Minuit

class zfit.minimize.Minuit(strategy=None, minimize_strategy=1, tolerance=None, verbosity=5, name=None, ncall=None, use_minuit_grad=None, **minimizer_options)[source]

Bases: zfit.minimizers.baseminimizer.BaseMinimizer, zfit.util.cache.GraphCachable

Parameters
  • strategy (Optional[ZfitStrategy]) – A ZfitStrategy object that defines the behavior of

  • minimizer in certain situations. (the) –

  • minimize_strategy (int) – A number used by minuit to define the strategy, either 0, 1 or 2.

  • tolerance (Optional[float]) – Stopping criteria: the Estimated Distance to Minimum (EDM) has to be lower then tolerance

  • verbosity (int) – Regulates how much will be printed during minimization. Values between 0 and 10 are valid.

  • name (Optional[str]) – Name of the minimizer

  • ncall (Optional[int]) – Maximum number of minimization steps.

  • use_minuit_grad (Optional[bool]) – If True, iminuit uses it’s internal numerical gradient calculation instead of the (analytic/numerical) gradient provided by TensorFlow/zfit.

add_cache_deps(cache_deps, allow_non_cachable=True)

Add dependencies that render the cache invalid if they change.

Parameters
  • cache_deps (Union[ForwardRef, Iterable[ForwardRef]]) –

  • allow_non_cachable (bool) – If True, allow cache_dependents to be non-cachables. If False, any cache_dependents that is not a ZfitCachable will raise an error.

Raises

TypeError – if one of the cache_dependents is not a ZfitCachable _and_ allow_non_cachable if False.

minimize(loss, params=None)

Fully minimize the loss with respect to params.

Parameters
  • loss (ZfitLoss) – Loss to be minimized.
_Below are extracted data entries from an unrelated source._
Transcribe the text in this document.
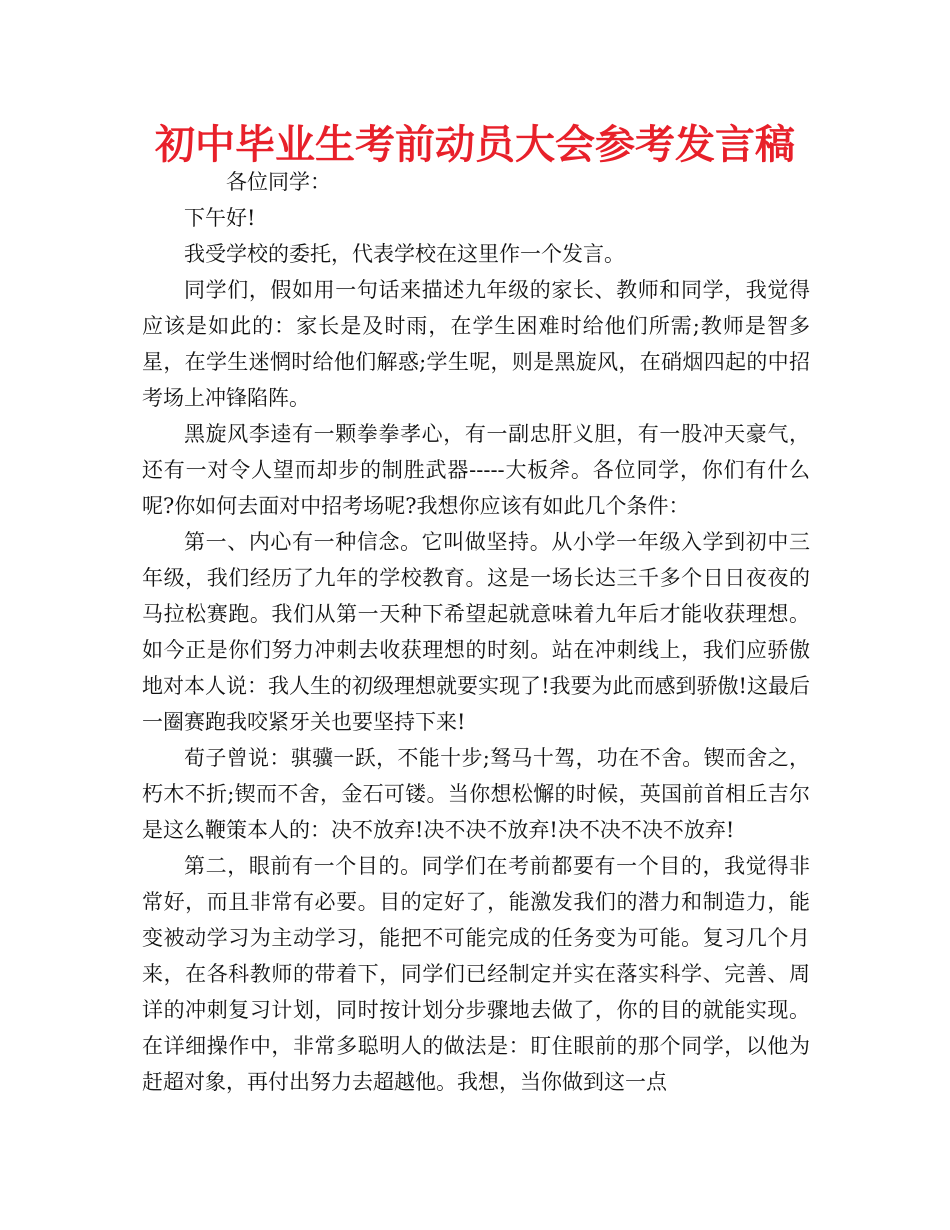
初中毕业生考前动员大会参考发言稿

各位同学：

下午好!

我受学校的委托，代表学校在这里作一个发言。

同学们，假如用一句话来描述九年级的家长、教师和同学，我觉得应该是如此的：家长是及时雨，在学生困难时给他们所需;教师是智多星，在学生迷惘时给他们解惑;学生呢，则是黑旋风，在硝烟四起的中招考场上冲锋陷阵。

黑旋风李逵有一颗拳拳孝心，有一副忠肝义胆，有一股冲天豪气，还有一对令人望而却步的制胜武器-----大板斧。各位同学，你们有什么呢?你如何去面对中招考场呢?我想你应该有如此几个条件：

第一、内心有一种信念。它叫做坚持。从小学一年级入学到初中三年级，我们经历了九年的学校教育。这是一场长达三千多个日日夜夜的马拉松赛跑。我们从第一天种下希望起就意味着九年后才能收获理想。如今正是你们努力冲刺去收获理想的时刻。站在冲刺线上，我们应骄傲地对本人说：我人生的初级理想就要实现了!我要为此而感到骄傲!这最后一圈赛跑我咬紧牙关也要坚持下来!

荀子曾说：骐骥一跃，不能十步;驽马十驾，功在不舍。锲而舍之，朽木不折;锲而不舍，金石可镂。当你想松懈的时候，英国前首相丘吉尔是这么鞭策本人的：决不放弃!决不决不放弃!决不决不决不放弃!

第二，眼前有一个目的。同学们在考前都要有一个目的，我觉得非常好，而且非常有必要。目的定好了，能激发我们的潜力和制造力，能变被动学习为主动学习，能把不可能完成的任务变为可能。复习几个月来，在各科教师的带着下，同学们已经制定并实在落实科学、完善、周详的冲刺复习计划，同时按计划分步骤地去做了，你的目的就能实现。在详细操作中，非常多聪明人的做法是：盯住眼前的那个同学，以他为赶超对象，再付出努力去超越他。我想，当你做到这一点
  • params (Optional[Iterable[ZfitParameter]]) – The parameters with respect to which to minimize the loss. If None, the parameters will be taken from the loss.

Return type

FitResult

Returns

The fit result.

register_cacher(cacher)

Register a cacher that caches values produces by this instance; a dependent.

Parameters

cacher (Union[ForwardRef, Iterable[ForwardRef]]) –

reset_cache_self()

Clear the cache of self and all dependent cachers.

step(loss, params=None)

Perform a single step in the minimization (if implemented).

Parameters

params (Union[Iterable[ZfitParameter], None, Iterable[str]]) –

Returns:

Raises

MinimizeStepNotImplementedError – if the step method is not implemented in the minimizer.